Using probability notation, we can write down these questions as:

  1. \(P(X \leq 172.38)\)
  2. \(P(X \leq 182.23)\)
  3. \(P(X \geq 182.23)\)
  4. \(P(152.68 \leq X \leq 192.08)\)

Now let's see how these probabilities can be represented visually:

Three useful implications:

  1. If you calculate a value's \(z\)-score and find the equivalent probability under the standard normal distribution, the probability will be exactly the same. For example, recall that for \(x = 172.38\) (the mean), the corresponding \(z\)-score is 0. We then have that \(P(X \leq 172.38) = P(Z \leq 0) = 0.5\).
  2. We can use the complement rule to help work out probabilities. For example, we can see from above that \(P(X \leq 182.23) = 0.84\). Knowing the total area under the curve is equal to 1, it must therefore be the case that \(P(X \geq 182.23) = 1 - P(X \leq 182.23) = 1 - 0.84 = 0.16\).
  3. Symmetry is a very useful property we can make use of. For example:
    • We know that since the distribution is symmetric, the mean value of 172.38 is also the middle value (median). This means that, by symmetry, \(P(X \leq 172.38) = P(X \geq 172.38) = 0.5\).
    • Consider \(P(152.68 \leq X \leq 192.08) = 0.95\), and recall that the range (152.68, 192.08) is actually the mean plus or minus two standard deviations. Since the probability of \(X\) being within this range is 0.95, we know that the probability \(X\) is not within this range is 0.05. This area of 0.05 is represented in Plot D above by the white area in the upper and lower tails. By symmetry, we know that the area in the right tail is equal to the area in the left tail. Therefore, each tail has an area of 0.05 / 2 = 0.025. This means that \(P(X \leq 152.68) = P(X \geq 192.08) = 0.025.\)

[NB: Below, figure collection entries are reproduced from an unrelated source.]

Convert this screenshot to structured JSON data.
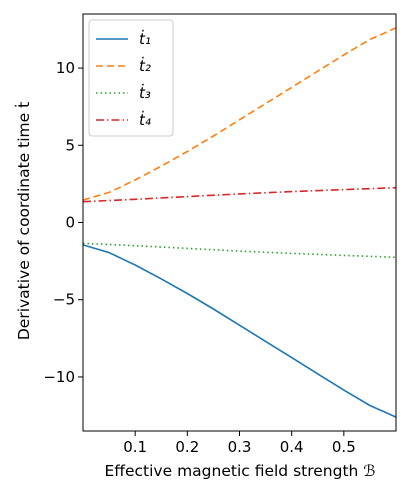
{
  "chart_data": {
    "type": "line",
    "title": "",
    "xlabel": "Effective magnetic field strength ℬ",
    "ylabel": "Derivative of coordinate time ṫ",
    "xlim": [
      0.0,
      0.6
    ],
    "ylim": [
      -13.5,
      13.5
    ],
    "xticks": [
      0.1,
      0.2,
      0.3,
      0.4,
      0.5
    ],
    "xtick_labels": [
      "0.1",
      "0.2",
      "0.3",
      "0.4",
      "0.5"
    ],
    "yticks": [
      -10,
      -5,
      0,
      5,
      10
    ],
    "ytick_labels": [
      "−10",
      "−5",
      "0",
      "5",
      "10"
    ],
    "grid": false,
    "legend_position": "top-left",
    "series": [
      {
        "name": "ṫ₁",
        "color": "#1f77b4",
        "style": "solid",
        "x": [
          0.0,
          0.05,
          0.1,
          0.15,
          0.2,
          0.25,
          0.3,
          0.35,
          0.4,
          0.45,
          0.5,
          0.55,
          0.6
        ],
        "y": [
          -1.45,
          -1.95,
          -2.75,
          -3.65,
          -4.6,
          -5.6,
          -6.65,
          -7.7,
          -8.75,
          -9.8,
          -10.85,
          -11.85,
          -12.6
        ]
      },
      {
        "name": "ṫ₂",
        "color": "#ff7f0e",
        "style": "dashed",
        "x": [
          0.0,
          0.05,
          0.1,
          0.15,
          0.2,
          0.25,
          0.3,
          0.35,
          0.4,
          0.45,
          0.5,
          0.55,
          0.6
        ],
        "y": [
          1.45,
          1.95,
          2.75,
          3.65,
          4.6,
          5.6,
          6.65,
          7.7,
          8.75,
          9.8,
          10.85,
          11.85,
          12.6
        ]
      },
      {
        "name": "ṫ₃",
        "color": "#2ca02c",
        "style": "dotted",
        "x": [
          0.0,
          0.1,
          0.2,
          0.3,
          0.4,
          0.5,
          0.6
        ],
        "y": [
          -1.35,
          -1.5,
          -1.68,
          -1.85,
          -2.0,
          -2.13,
          -2.25
        ]
      },
      {
        "name": "ṫ₄",
        "color": "#d62728",
        "style": "dashdot",
        "x": [
          0.0,
          0.1,
          0.2,
          0.3,
          0.4,
          0.5,
          0.6
        ],
        "y": [
          1.35,
          1.5,
          1.68,
          1.85,
          2.0,
          2.13,
          2.25
        ]
      }
    ]
  }
}
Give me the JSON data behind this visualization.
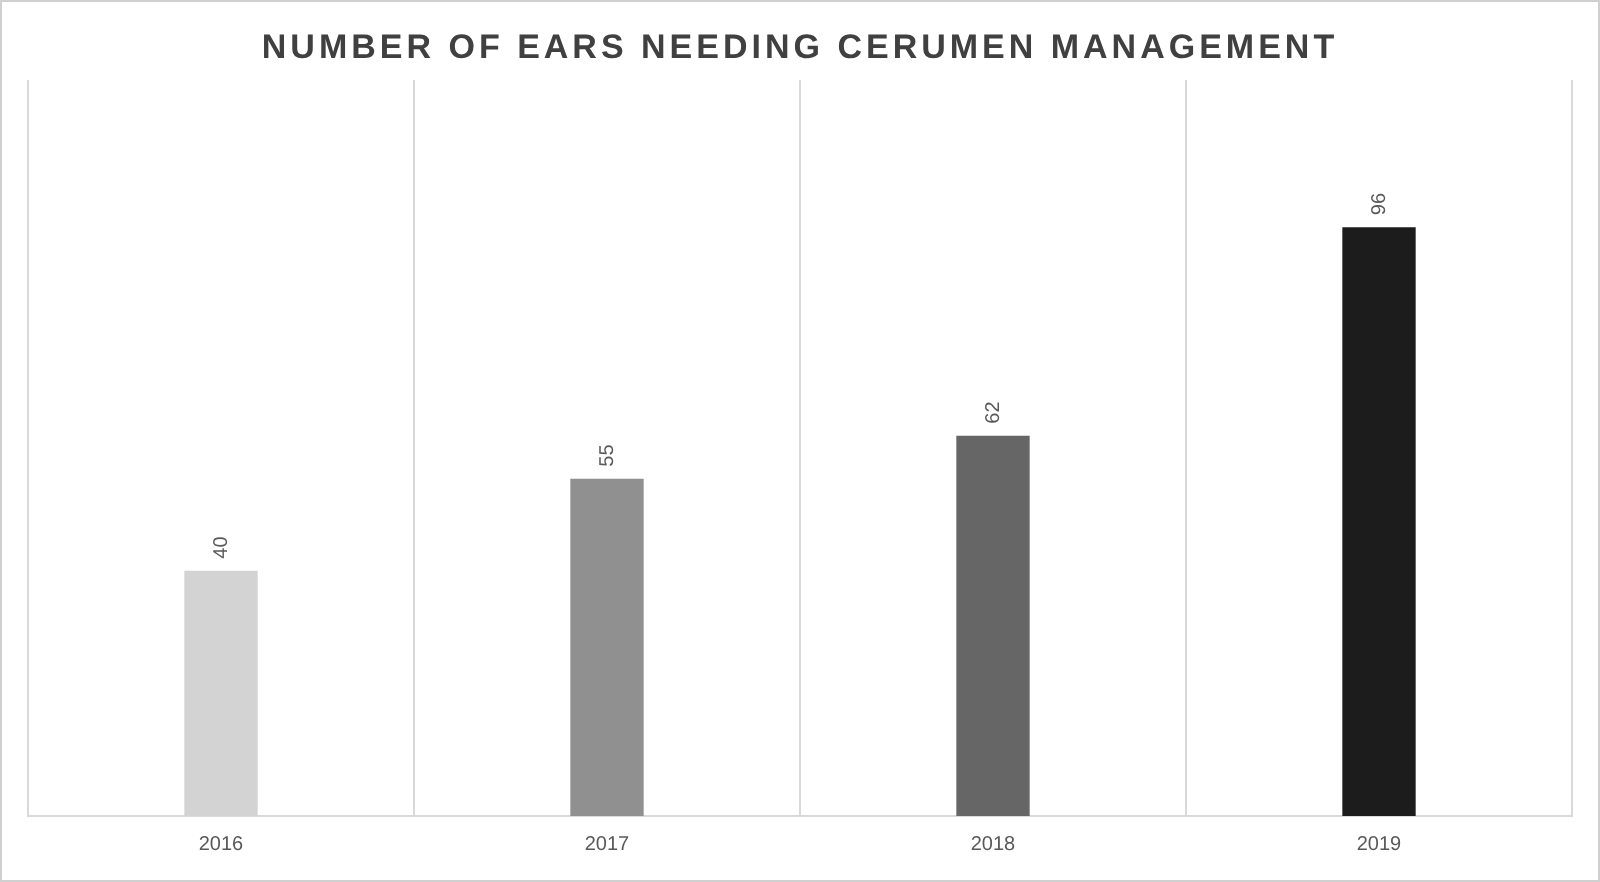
{
  "chart_data": {
    "type": "bar",
    "title": "NUMBER OF EARS NEEDING CERUMEN MANAGEMENT",
    "categories": [
      "2016",
      "2017",
      "2018",
      "2019"
    ],
    "values": [
      40,
      55,
      62,
      96
    ],
    "colors": [
      "#d3d3d3",
      "#909090",
      "#666666",
      "#1c1c1c"
    ],
    "data_labels": true,
    "grid": "x",
    "legend": false
  }
}
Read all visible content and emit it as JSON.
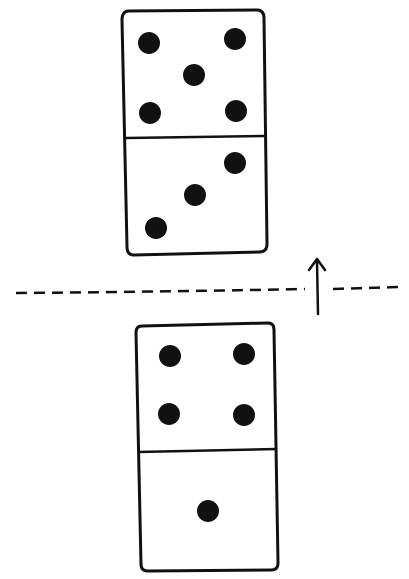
{
  "diagram": {
    "description_visible_text": "",
    "colors": {
      "ink": "#111111",
      "background": "#ffffff"
    },
    "domino_top": {
      "upper_half_pips": 5,
      "lower_half_pips": 3
    },
    "domino_bottom": {
      "upper_half_pips": 4,
      "lower_half_pips": 1
    },
    "mirror_line": {
      "style": "dashed"
    },
    "arrow": {
      "direction": "up"
    }
  }
}
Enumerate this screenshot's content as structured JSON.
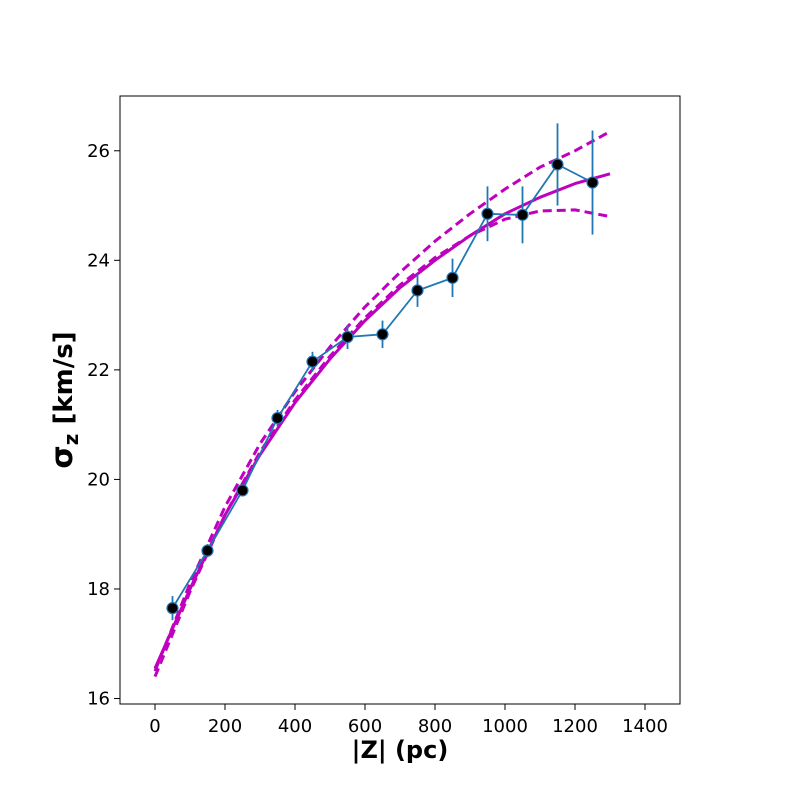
{
  "chart_data": {
    "type": "scatter",
    "xlabel": "|Z| (pc)",
    "ylabel": {
      "main": "σ",
      "sub": "z",
      "unit": " [km/s]"
    },
    "xlim": [
      -100,
      1500
    ],
    "ylim": [
      15.9,
      27.0
    ],
    "xticks": [
      0,
      200,
      400,
      600,
      800,
      1000,
      1200,
      1400
    ],
    "yticks": [
      16,
      18,
      20,
      22,
      24,
      26
    ],
    "grid": false,
    "colors": {
      "data": "#1f77b4",
      "marker": "#000000",
      "fit": "#bf00bf"
    },
    "series": [
      {
        "kind": "data-with-errorbars",
        "x": [
          50,
          150,
          250,
          350,
          450,
          550,
          650,
          750,
          850,
          950,
          1050,
          1150,
          1250
        ],
        "y": [
          17.65,
          18.7,
          19.8,
          21.12,
          22.15,
          22.6,
          22.65,
          23.45,
          23.68,
          24.85,
          24.83,
          25.75,
          25.42
        ],
        "yerr": [
          0.22,
          0.12,
          0.1,
          0.15,
          0.18,
          0.22,
          0.25,
          0.3,
          0.35,
          0.5,
          0.52,
          0.75,
          0.95
        ]
      },
      {
        "kind": "fit",
        "style": "solid",
        "x": [
          0,
          100,
          200,
          300,
          400,
          500,
          600,
          700,
          800,
          900,
          1000,
          1100,
          1200,
          1300
        ],
        "y": [
          16.55,
          18.0,
          19.35,
          20.45,
          21.4,
          22.2,
          22.9,
          23.5,
          24.0,
          24.45,
          24.85,
          25.15,
          25.4,
          25.58
        ]
      },
      {
        "kind": "fit-upper",
        "style": "dashed",
        "x": [
          0,
          100,
          200,
          300,
          400,
          500,
          600,
          700,
          800,
          900,
          1000,
          1100,
          1200,
          1300
        ],
        "y": [
          16.5,
          18.1,
          19.5,
          20.65,
          21.6,
          22.42,
          23.15,
          23.78,
          24.35,
          24.85,
          25.3,
          25.7,
          26.0,
          26.35
        ]
      },
      {
        "kind": "fit-lower",
        "style": "dashed",
        "x": [
          0,
          100,
          200,
          300,
          400,
          500,
          600,
          700,
          800,
          900,
          1000,
          1100,
          1200,
          1300
        ],
        "y": [
          16.4,
          17.95,
          19.35,
          20.5,
          21.45,
          22.25,
          22.95,
          23.55,
          24.05,
          24.45,
          24.75,
          24.9,
          24.92,
          24.8
        ]
      }
    ]
  }
}
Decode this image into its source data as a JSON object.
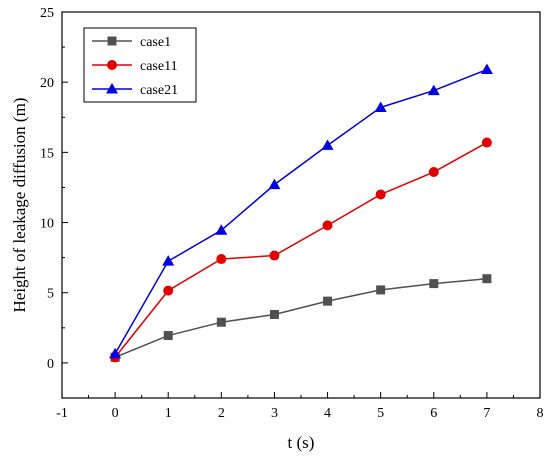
{
  "chart_data": {
    "type": "line",
    "xlabel": "t (s)",
    "ylabel": "Height of leakage diffusion (m)",
    "xlim": [
      -1,
      8
    ],
    "ylim": [
      -2.5,
      25
    ],
    "xticks": [
      "-1",
      "0",
      "1",
      "2",
      "3",
      "4",
      "5",
      "6",
      "7",
      "8"
    ],
    "yticks": [
      "0",
      "5",
      "10",
      "15",
      "20",
      "25"
    ],
    "x": [
      0,
      1,
      2,
      3,
      4,
      5,
      6,
      7
    ],
    "legend_position": "top-left",
    "grid": false,
    "series": [
      {
        "name": "case1",
        "color": "#505050",
        "marker": "square",
        "values": [
          0.4,
          1.95,
          2.9,
          3.45,
          4.4,
          5.2,
          5.65,
          6.0
        ]
      },
      {
        "name": "case11",
        "color": "#e00000",
        "marker": "circle",
        "values": [
          0.4,
          5.15,
          7.4,
          7.65,
          9.8,
          12.0,
          13.6,
          15.7
        ]
      },
      {
        "name": "case21",
        "color": "#0000e0",
        "marker": "triangle",
        "values": [
          0.65,
          7.25,
          9.45,
          12.7,
          15.5,
          18.2,
          19.4,
          20.9
        ]
      }
    ]
  }
}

We can use statistical software packages to help us calculate probabilities such as the ones shown above, and will be learning how to do so in this week's computer lab.

A technical note on inequality signs for a continuous distribution

For a distribution that is continuous, the probability that \(X\) is exactly equal to a given value \(x\) is equal to zero. This is because the area under the curve would simply be a vertical line, which has area zero. The implication of this is that the inequalities \(\leq\) & \(<\), and \(\geq\) & \(>\), are interchangeable. That is, \(P(X \leq x) = P(X < x)\) and \(P(X\geq x) = P(X> x)\).